Шрифт:
Интервал:
Закладка:
И это, видимо, как-то разрешило сомнения Калеба.
— Ну, — сказал он, — мне же не нужно видеть тебя целиком, правда? Только самое необходимое.
И в ту ночь он лежал в кровати, полуодетый, полураздетый, ждал, когда все кончится, и чувствовал себя более униженным, чем если бы Калеб все-таки заставил его раздеться.

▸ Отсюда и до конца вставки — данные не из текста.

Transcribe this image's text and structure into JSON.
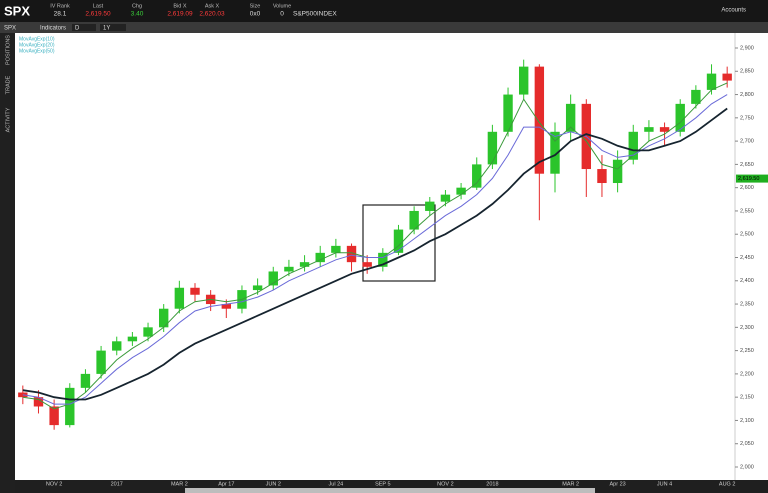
{
  "header": {
    "symbol": "SPX",
    "fields": [
      {
        "label": "IV Rank",
        "value": "28.1",
        "color": "#dddddd"
      },
      {
        "label": "Last",
        "value": "2,619.50",
        "color": "#ff3b3b"
      },
      {
        "label": "Chg",
        "value": "3.40",
        "color": "#3bd23b"
      },
      {
        "label": "Bid X",
        "value": "2,619.09",
        "color": "#ff3b3b"
      },
      {
        "label": "Ask X",
        "value": "2,620.03",
        "color": "#ff3b3b"
      },
      {
        "label": "Size",
        "value": "0x0",
        "color": "#dddddd"
      },
      {
        "label": "Volume",
        "value": "0",
        "color": "#dddddd"
      }
    ],
    "description": "S&P500INDEX",
    "accounts": "Accounts"
  },
  "toolbar": {
    "symbol": "SPX",
    "indicators": "Indicators",
    "period": "D",
    "range": "1Y"
  },
  "side_tabs": [
    "POSITIONS",
    "TRADE",
    "ACTIVITY"
  ],
  "chart_data": {
    "type": "candlestick",
    "categories": [
      null,
      null,
      "NOV 2",
      null,
      null,
      null,
      "2017",
      null,
      null,
      null,
      "MAR 2",
      null,
      null,
      "Apr 17",
      null,
      null,
      "JUN 2",
      null,
      null,
      null,
      "Jul 24",
      null,
      null,
      "SEP 5",
      null,
      null,
      null,
      "NOV 2",
      null,
      null,
      "2018",
      null,
      null,
      null,
      null,
      "MAR 2",
      null,
      null,
      "Apr 23",
      null,
      null,
      "JUN 4",
      null,
      null,
      null,
      "AUG 2"
    ],
    "open": [
      2160,
      2150,
      2130,
      2090,
      2170,
      2200,
      2250,
      2270,
      2280,
      2300,
      2340,
      2385,
      2370,
      2350,
      2340,
      2380,
      2390,
      2420,
      2430,
      2440,
      2460,
      2475,
      2440,
      2430,
      2460,
      2510,
      2550,
      2570,
      2585,
      2600,
      2650,
      2720,
      2800,
      2860,
      2630,
      2720,
      2780,
      2640,
      2610,
      2660,
      2720,
      2730,
      2720,
      2780,
      2810,
      2845
    ],
    "high": [
      2175,
      2165,
      2145,
      2180,
      2210,
      2260,
      2280,
      2290,
      2310,
      2350,
      2400,
      2395,
      2380,
      2360,
      2390,
      2405,
      2430,
      2445,
      2455,
      2475,
      2490,
      2480,
      2455,
      2470,
      2520,
      2560,
      2580,
      2595,
      2610,
      2665,
      2735,
      2815,
      2875,
      2865,
      2740,
      2800,
      2790,
      2670,
      2680,
      2735,
      2745,
      2740,
      2790,
      2820,
      2865,
      2860
    ],
    "low": [
      2135,
      2115,
      2080,
      2085,
      2160,
      2190,
      2240,
      2260,
      2270,
      2290,
      2330,
      2355,
      2335,
      2320,
      2330,
      2370,
      2380,
      2410,
      2420,
      2430,
      2450,
      2420,
      2415,
      2420,
      2455,
      2500,
      2540,
      2560,
      2575,
      2595,
      2640,
      2710,
      2790,
      2530,
      2590,
      2700,
      2580,
      2580,
      2590,
      2650,
      2700,
      2690,
      2710,
      2770,
      2800,
      2815
    ],
    "close": [
      2150,
      2130,
      2090,
      2170,
      2200,
      2250,
      2270,
      2280,
      2300,
      2340,
      2385,
      2370,
      2350,
      2340,
      2380,
      2390,
      2420,
      2430,
      2440,
      2460,
      2475,
      2440,
      2430,
      2460,
      2510,
      2550,
      2570,
      2585,
      2600,
      2650,
      2720,
      2800,
      2860,
      2630,
      2720,
      2780,
      2640,
      2610,
      2660,
      2720,
      2730,
      2720,
      2780,
      2810,
      2845,
      2830
    ],
    "up_color": "#2bc42b",
    "down_color": "#e52b2b",
    "series": [
      {
        "name": "MovAvgExp(10)",
        "color": "#3a9a3a",
        "width": 1,
        "values": [
          2150,
          2145,
          2125,
          2135,
          2160,
          2195,
          2230,
          2255,
          2275,
          2300,
          2335,
          2355,
          2360,
          2355,
          2360,
          2375,
          2395,
          2415,
          2430,
          2445,
          2460,
          2460,
          2450,
          2450,
          2475,
          2510,
          2540,
          2565,
          2585,
          2610,
          2655,
          2720,
          2790,
          2740,
          2700,
          2730,
          2700,
          2650,
          2640,
          2670,
          2700,
          2715,
          2740,
          2775,
          2810,
          2825
        ]
      },
      {
        "name": "MovAvgExp(20)",
        "color": "#6a6ad8",
        "width": 1,
        "values": [
          2155,
          2150,
          2135,
          2135,
          2150,
          2180,
          2210,
          2235,
          2255,
          2280,
          2310,
          2335,
          2345,
          2350,
          2355,
          2365,
          2380,
          2400,
          2415,
          2430,
          2445,
          2455,
          2450,
          2450,
          2465,
          2490,
          2515,
          2540,
          2560,
          2585,
          2620,
          2670,
          2730,
          2730,
          2710,
          2720,
          2710,
          2680,
          2665,
          2670,
          2690,
          2705,
          2725,
          2750,
          2780,
          2800
        ]
      },
      {
        "name": "MovAvgExp(50)",
        "color": "#16242f",
        "width": 1.8,
        "values": [
          2165,
          2160,
          2150,
          2145,
          2145,
          2155,
          2170,
          2185,
          2200,
          2220,
          2245,
          2265,
          2280,
          2295,
          2310,
          2325,
          2340,
          2355,
          2370,
          2385,
          2400,
          2415,
          2425,
          2435,
          2450,
          2465,
          2485,
          2500,
          2520,
          2540,
          2565,
          2595,
          2630,
          2655,
          2670,
          2700,
          2715,
          2705,
          2690,
          2680,
          2680,
          2690,
          2700,
          2720,
          2745,
          2770
        ]
      }
    ],
    "ylim": [
      2000,
      2900
    ],
    "yticks": [
      {
        "value": 2000,
        "label": "2,000"
      },
      {
        "value": 2050,
        "label": "2,050"
      },
      {
        "value": 2100,
        "label": "2,100"
      },
      {
        "value": 2150,
        "label": "2,150"
      },
      {
        "value": 2200,
        "label": "2,200"
      },
      {
        "value": 2250,
        "label": "2,250"
      },
      {
        "value": 2300,
        "label": "2,300"
      },
      {
        "value": 2350,
        "label": "2,350"
      },
      {
        "value": 2400,
        "label": "2,400"
      },
      {
        "value": 2450,
        "label": "2,450"
      },
      {
        "value": 2500,
        "label": "2,500"
      },
      {
        "value": 2550,
        "label": "2,550"
      },
      {
        "value": 2600,
        "label": "2,600"
      },
      {
        "value": 2650,
        "label": "2,650"
      },
      {
        "value": 2700,
        "label": "2,700"
      },
      {
        "value": 2750,
        "label": "2,750"
      },
      {
        "value": 2800,
        "label": "2,800"
      },
      {
        "value": 2850,
        "label": "2,850"
      },
      {
        "value": 2900,
        "label": "2,900"
      }
    ],
    "price_marker": {
      "value": 2619.5,
      "label": "2,619.50",
      "color": "#1fae1f"
    }
  }
}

Но, несмотря на эти разочарования, его отношения с Калебом не ужасны. Ему нравится медленная, раздумчивая речь Калеба, нравится, как он говорит о дизайнерах, с которыми сотрудничает, нравится его понимание цвета, любовь к искусству. Ему нравится, что он может рассказывать о своей работе — об «Удаве и Бастарде» — и Калеб не только поймет сложности, с которыми ему пришлось сталкиваться, но и проявит искренний интерес. Ему нравится, как внимательно Калеб слушает его рассказы, как по его вопросам видно, насколько внимательно он слушал. Ему нравится, что Калеб восхищается работой Виллема, и Ричарда, и Малкольма и что он позволяет ему говорить о них сколько угодно. Ему нравится, что, уходя, Калеб берет его лицо в ладони и так держит мгновение, как бы молча благословляя. Ему нравится мощь Калеба, его физическая сила; ему нравится смотреть, как он двигается, как непринужденно чувствует себя в собственном теле — это роднит его с Виллемом. Ему нравится, как иногда во сне Калеб по-хозяйски закидывает руку ему на грудь. Ему нравится просыпаться и видеть, что Калеб рядом. Ему нравится, что Калеб немного странный, что от него исходит ощущение смутной опасности: он не такой, как люди, к которым он стремился всю свою взрослую жизнь, как люди, от которых он решил не ждать ничего плохого, люди, чья доброта была их главным свойством в его глазах. С Калебом он чувствует в себе одновременно и больше человеческого, и меньше.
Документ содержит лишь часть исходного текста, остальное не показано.